I've had one of their phones a few years ago and found it to work well. Just annoying that they'd skinned Android rather than providing stock.
And I have the earbuds too. Sure another $10, but the sound is very mediocre compare to the stock headphones I got.
I also have one of their TVBox, bought it mainly for my Chinese parents. None of the channels work anymore oversea.
Sure, $10 who cares. But I would rather spend bit more on something that last longer than a manufacturer producing more electronic junk to this already-polluted planet.
Screen is much, much better than Macbook Air screen though. Battery life is very good. I use Arch Linux and With a bit of tweaking, everything works (bluetooth, wifi, keyboard backlight, suspend/resume etc).
I can also dual boot into ChromeOS which is quite nice in it's own right. Lovely machine for the money ...
And that's not even taking into account the market demand for such a thing which is negligible.
You can always decline the EULA and try to get a refund for the bundled Windows license. In Europe it is supposedly easy to get a refund due to a European Union directive on unfair commercial practices: http://no.more.racketware.info/en/europe
Android though would rock.
I doubt a $540 machine running Windows will match it.
I very much dislike Windows, but I realize that's just me. Linux on this machine would be awesome.
Plus I have the magic touch of making every Mac to crash while I am trying to get a contracted job done on the customers location. It is seriously so frustrating. (Mostly it is video/music production related)
> It's hardware and software working together to make the experience.
> Linux on this machine would be awesome.
When you have a captive audience and no competition, it is easy to become complacent.
If Linux had a compelling desktop UI alternative and a compelling seamless device integration, I'd be very happy to switch.
I realize there is a lot of subjectivity to what is pretty, but Apple has opened the door for competitors to come out with a more self-consistent UX and address the shortcomings that Apple has introduced in their UX. Such as reduced discoverability, the loss of at-a-glance comprehension.
http://securityaffairs.co/wordpress/27486/security/xiaomi-ha...
Yes they are ready to take over large segments of the market but not yet the high end segment.
You cant compare a KIA to Bugatti and say cheap as $xxx.
The point is create a product people speak about and has a value
Regardless, KIA's reliability and repair-ability ratings trump all three of them. So I'll let your original comparison stand.
http://www.notebookcheck.net/fileadmin/_processed_/csm_Probo...
That being said I have no experience with such a keyboard, so I can't say
Friend of mine has one, he is happy with it, never particularly mentioned the arrow keys as a negative
Also, visual similarities do not always translate into legally-pursuable patent violations, or similar.
I know Ubuntu can still be installed on the Windows version, but I expect it to be a hacky path with installation issues, getting the hardware to play nice and the backlit keyboard to work, and finally maybe even battery life issues.

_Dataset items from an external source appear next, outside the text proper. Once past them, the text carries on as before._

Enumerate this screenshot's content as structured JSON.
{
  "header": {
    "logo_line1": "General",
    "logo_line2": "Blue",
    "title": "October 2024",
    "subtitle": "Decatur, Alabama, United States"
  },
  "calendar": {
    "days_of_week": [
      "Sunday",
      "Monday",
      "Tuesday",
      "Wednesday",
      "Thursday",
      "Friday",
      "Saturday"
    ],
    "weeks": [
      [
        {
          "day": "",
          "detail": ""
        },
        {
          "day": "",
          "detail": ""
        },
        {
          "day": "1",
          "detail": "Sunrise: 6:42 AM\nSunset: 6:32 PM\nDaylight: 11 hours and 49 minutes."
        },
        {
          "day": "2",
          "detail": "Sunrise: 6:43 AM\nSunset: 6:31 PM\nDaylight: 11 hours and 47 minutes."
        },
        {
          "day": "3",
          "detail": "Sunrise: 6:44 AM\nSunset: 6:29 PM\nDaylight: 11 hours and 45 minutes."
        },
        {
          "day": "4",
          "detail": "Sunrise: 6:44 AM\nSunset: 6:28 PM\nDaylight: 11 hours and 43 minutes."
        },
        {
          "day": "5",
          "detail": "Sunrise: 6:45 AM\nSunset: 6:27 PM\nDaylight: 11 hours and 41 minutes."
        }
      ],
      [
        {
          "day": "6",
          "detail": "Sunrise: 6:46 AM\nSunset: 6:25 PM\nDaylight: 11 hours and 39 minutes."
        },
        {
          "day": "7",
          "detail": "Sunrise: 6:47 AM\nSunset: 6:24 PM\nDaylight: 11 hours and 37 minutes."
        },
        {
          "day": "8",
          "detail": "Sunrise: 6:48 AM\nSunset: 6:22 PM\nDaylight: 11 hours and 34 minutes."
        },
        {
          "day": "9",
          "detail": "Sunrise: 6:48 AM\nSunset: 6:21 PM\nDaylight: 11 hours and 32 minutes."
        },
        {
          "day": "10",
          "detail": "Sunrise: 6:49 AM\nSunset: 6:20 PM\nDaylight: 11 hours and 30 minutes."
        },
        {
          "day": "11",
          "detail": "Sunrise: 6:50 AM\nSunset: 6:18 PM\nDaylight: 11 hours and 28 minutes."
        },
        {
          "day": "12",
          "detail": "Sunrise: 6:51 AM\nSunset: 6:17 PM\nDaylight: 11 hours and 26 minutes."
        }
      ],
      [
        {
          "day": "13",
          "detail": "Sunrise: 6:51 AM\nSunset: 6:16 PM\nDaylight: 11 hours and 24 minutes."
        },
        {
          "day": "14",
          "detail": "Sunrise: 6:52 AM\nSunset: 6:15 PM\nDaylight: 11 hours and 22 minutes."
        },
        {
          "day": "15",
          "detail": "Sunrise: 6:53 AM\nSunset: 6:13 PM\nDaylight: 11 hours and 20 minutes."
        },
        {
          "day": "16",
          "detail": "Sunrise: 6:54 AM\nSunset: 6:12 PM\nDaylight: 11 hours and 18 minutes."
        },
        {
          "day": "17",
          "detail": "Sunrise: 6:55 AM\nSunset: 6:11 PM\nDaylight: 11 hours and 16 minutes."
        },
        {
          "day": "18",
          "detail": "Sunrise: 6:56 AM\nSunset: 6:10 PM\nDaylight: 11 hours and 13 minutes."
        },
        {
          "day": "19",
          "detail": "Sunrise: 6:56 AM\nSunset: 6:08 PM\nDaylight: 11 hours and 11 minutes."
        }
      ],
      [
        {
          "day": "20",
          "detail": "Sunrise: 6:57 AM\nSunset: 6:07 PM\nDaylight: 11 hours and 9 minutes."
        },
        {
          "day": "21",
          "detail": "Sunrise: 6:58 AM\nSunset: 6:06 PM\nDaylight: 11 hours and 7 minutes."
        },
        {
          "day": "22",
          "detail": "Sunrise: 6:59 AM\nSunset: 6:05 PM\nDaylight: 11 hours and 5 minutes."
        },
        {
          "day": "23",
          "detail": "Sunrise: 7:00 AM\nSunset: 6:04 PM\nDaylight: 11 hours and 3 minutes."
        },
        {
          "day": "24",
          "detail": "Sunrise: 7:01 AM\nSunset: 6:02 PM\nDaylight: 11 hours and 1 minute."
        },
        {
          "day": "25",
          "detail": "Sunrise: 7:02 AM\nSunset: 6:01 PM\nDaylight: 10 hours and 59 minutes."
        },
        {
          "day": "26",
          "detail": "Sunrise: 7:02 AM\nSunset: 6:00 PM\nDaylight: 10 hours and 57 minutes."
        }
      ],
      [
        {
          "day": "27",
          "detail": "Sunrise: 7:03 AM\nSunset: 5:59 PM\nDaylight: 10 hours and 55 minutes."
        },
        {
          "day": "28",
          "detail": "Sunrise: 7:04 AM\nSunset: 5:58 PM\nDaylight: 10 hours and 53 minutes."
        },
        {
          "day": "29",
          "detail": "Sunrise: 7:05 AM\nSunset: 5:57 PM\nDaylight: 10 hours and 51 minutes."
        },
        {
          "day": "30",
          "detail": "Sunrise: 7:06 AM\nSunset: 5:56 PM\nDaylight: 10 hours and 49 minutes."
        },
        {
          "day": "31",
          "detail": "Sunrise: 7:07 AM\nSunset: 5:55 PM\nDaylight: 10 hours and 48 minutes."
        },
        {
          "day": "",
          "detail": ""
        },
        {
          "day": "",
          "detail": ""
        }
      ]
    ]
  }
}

An out of the box solution like the XPS 13 at a lower price point might work.
If you can run Hackintosh on it, I don't see why I wouldn't go with it instead of paying $2500 on Apple computer with similar specs.

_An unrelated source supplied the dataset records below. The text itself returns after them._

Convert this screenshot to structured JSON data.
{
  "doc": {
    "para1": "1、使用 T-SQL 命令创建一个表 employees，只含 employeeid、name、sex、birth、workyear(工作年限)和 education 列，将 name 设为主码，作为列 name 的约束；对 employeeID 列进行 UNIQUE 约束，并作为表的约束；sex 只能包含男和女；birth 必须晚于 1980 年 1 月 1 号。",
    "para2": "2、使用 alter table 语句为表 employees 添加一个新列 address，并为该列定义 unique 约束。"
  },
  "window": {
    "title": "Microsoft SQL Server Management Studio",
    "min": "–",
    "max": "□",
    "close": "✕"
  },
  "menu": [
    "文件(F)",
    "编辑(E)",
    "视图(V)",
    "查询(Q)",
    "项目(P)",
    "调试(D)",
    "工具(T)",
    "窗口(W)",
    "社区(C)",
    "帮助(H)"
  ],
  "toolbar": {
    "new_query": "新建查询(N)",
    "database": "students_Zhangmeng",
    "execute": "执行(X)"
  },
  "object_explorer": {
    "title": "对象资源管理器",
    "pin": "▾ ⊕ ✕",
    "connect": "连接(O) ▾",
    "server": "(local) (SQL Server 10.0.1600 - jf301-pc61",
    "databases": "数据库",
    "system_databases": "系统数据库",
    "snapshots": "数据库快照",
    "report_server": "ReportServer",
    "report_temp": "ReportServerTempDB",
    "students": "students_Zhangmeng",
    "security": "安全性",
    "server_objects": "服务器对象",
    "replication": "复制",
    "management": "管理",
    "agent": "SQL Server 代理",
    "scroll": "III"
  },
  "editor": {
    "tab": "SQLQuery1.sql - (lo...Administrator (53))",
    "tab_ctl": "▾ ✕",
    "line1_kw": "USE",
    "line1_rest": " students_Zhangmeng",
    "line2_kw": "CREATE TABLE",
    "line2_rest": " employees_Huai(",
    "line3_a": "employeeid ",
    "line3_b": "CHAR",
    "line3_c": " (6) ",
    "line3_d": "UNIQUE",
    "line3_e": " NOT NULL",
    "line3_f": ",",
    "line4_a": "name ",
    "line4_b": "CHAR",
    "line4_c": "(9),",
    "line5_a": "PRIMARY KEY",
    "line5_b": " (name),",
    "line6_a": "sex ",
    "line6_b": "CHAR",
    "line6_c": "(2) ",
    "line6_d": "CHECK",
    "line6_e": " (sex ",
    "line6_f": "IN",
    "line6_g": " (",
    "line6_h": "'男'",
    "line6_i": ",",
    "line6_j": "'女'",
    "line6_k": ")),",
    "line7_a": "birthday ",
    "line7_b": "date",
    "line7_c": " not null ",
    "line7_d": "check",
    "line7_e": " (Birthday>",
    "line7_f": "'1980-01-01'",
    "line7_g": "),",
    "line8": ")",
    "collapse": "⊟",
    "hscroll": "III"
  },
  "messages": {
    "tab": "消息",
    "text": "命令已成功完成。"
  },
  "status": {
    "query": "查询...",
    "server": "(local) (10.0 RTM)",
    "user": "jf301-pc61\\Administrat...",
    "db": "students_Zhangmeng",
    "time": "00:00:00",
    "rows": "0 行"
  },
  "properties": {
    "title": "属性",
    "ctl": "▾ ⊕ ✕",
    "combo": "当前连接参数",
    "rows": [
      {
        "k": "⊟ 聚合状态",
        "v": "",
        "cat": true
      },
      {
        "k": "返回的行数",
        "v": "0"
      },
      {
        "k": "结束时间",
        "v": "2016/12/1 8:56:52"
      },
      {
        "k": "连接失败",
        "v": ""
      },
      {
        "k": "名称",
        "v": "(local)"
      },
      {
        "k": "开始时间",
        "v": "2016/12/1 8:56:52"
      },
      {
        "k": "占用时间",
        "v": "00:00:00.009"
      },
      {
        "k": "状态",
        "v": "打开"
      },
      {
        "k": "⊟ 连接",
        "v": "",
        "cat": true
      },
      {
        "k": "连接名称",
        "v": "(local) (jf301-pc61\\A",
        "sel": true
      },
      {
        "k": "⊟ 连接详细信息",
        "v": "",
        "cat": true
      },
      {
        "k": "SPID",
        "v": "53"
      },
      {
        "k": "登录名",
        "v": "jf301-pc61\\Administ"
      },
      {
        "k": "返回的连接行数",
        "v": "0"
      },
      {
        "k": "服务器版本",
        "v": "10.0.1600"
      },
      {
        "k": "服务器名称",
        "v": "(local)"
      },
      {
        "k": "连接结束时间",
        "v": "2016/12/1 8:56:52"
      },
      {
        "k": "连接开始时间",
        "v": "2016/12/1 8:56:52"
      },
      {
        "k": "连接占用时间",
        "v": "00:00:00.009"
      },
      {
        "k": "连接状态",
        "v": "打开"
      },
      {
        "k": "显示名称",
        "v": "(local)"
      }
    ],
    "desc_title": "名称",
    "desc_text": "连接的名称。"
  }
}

If there was anything that comes close to Macbook's 12 hours run time, I would have seriously considered switching.
Also, no mention of battery life, which is the sine qua non of laptops. Unless I missed it, and I read the article twice to be sure.

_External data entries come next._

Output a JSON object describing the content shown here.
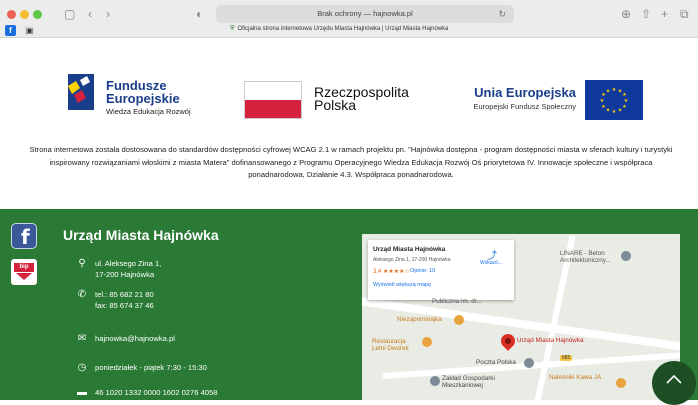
{
  "browser": {
    "address": "Brak ochrony — hajnowka.pl",
    "tab_title": "Oficjalna strona internetowa Urzędu Miasta Hajnówka | Urząd Miasta Hajnówka"
  },
  "logos": {
    "fe_line1": "Fundusze",
    "fe_line2": "Europejskie",
    "fe_line3": "Wiedza Edukacja Rozwój",
    "pl_line1": "Rzeczpospolita",
    "pl_line2": "Polska",
    "ue_line1": "Unia Europejska",
    "ue_line2": "Europejski Fundusz Społeczny"
  },
  "notice": "Strona internetowa została dostosowana do standardów dostępności cyfrowej WCAG 2.1 w ramach projektu pn. \"Hajnówka dostępna - program dostępności miasta w sferach kultury i turystyki inspirowany rozwiązaniami włoskimi z miasta Matera\" dofinansowanego z Programu Operacyjnego Wiedza Edukacja Rozwój Oś priorytetowa IV. Innowacje społeczne i współpraca ponadnarodowa, Działanie 4.3. Współpraca ponadnarodowa.",
  "footer": {
    "title": "Urząd Miasta Hajnówka",
    "address_line1": "ul. Aleksego Zina 1,",
    "address_line2": "17-200 Hajnówka",
    "tel": "tel.: 85 682 21 80",
    "fax": "fax: 85 674 37 46",
    "email": "hajnowka@hajnowka.pl",
    "hours": "poniedziałek - piątek 7:30 - 15:30",
    "bank": "46 1020 1332 0000 1602 0276 4058",
    "bip_label": "bip"
  },
  "map": {
    "card_name": "Urząd Miasta Hajnówka",
    "card_address": "Aleksego Zina 1, 17-200 Hajnówka",
    "rating": "3,4 ★★★★☆",
    "reviews": "Opinie: 10",
    "larger_map": "Wyświetl większą mapę",
    "directions": "Wskazó...",
    "poi_linare": "LINARE - Beton",
    "poi_linare2": "Architektoniczny...",
    "poi_szkola": "Publiczna im. dr...",
    "poi_niezapominajka": "Niezapominajka",
    "poi_restauracja1": "Restauracja",
    "poi_restauracja2": "Letni Dworek",
    "poi_urzad": "Urząd Miasta Hajnówka",
    "poi_poczta": "Poczta Polska",
    "poi_zaklad1": "Zakład Gospodarki",
    "poi_zaklad2": "Mieszkaniowej",
    "poi_nalesniki": "Naleśniki Kawa JA",
    "road_badge": "685"
  }
}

I'm always sorry when I click on a TC link.
Here's Engadget's take, and they do mention the 9.5 hour battery: https://www.engadget.com/2016/07/27/xiaomi-mi-notebook-air-l...
For robotics work I always end up wanting a small but decent computer to run my ROS visualizations/algorithms and to make small code edits. This has a decent c/gpu, good battery, small form factor, ssd slot, and isn't ungodly expensive. I usually end up running a VM on my primary development laptop but that is very annoying, a dedicated and less valuable machine would be better.
Hm? "Sony" doesn't begin with "A".
The colors, the squarish shape and the keyboard (Sony used that style before Apple) look much more like a Sony Vaio than any Apple laptop.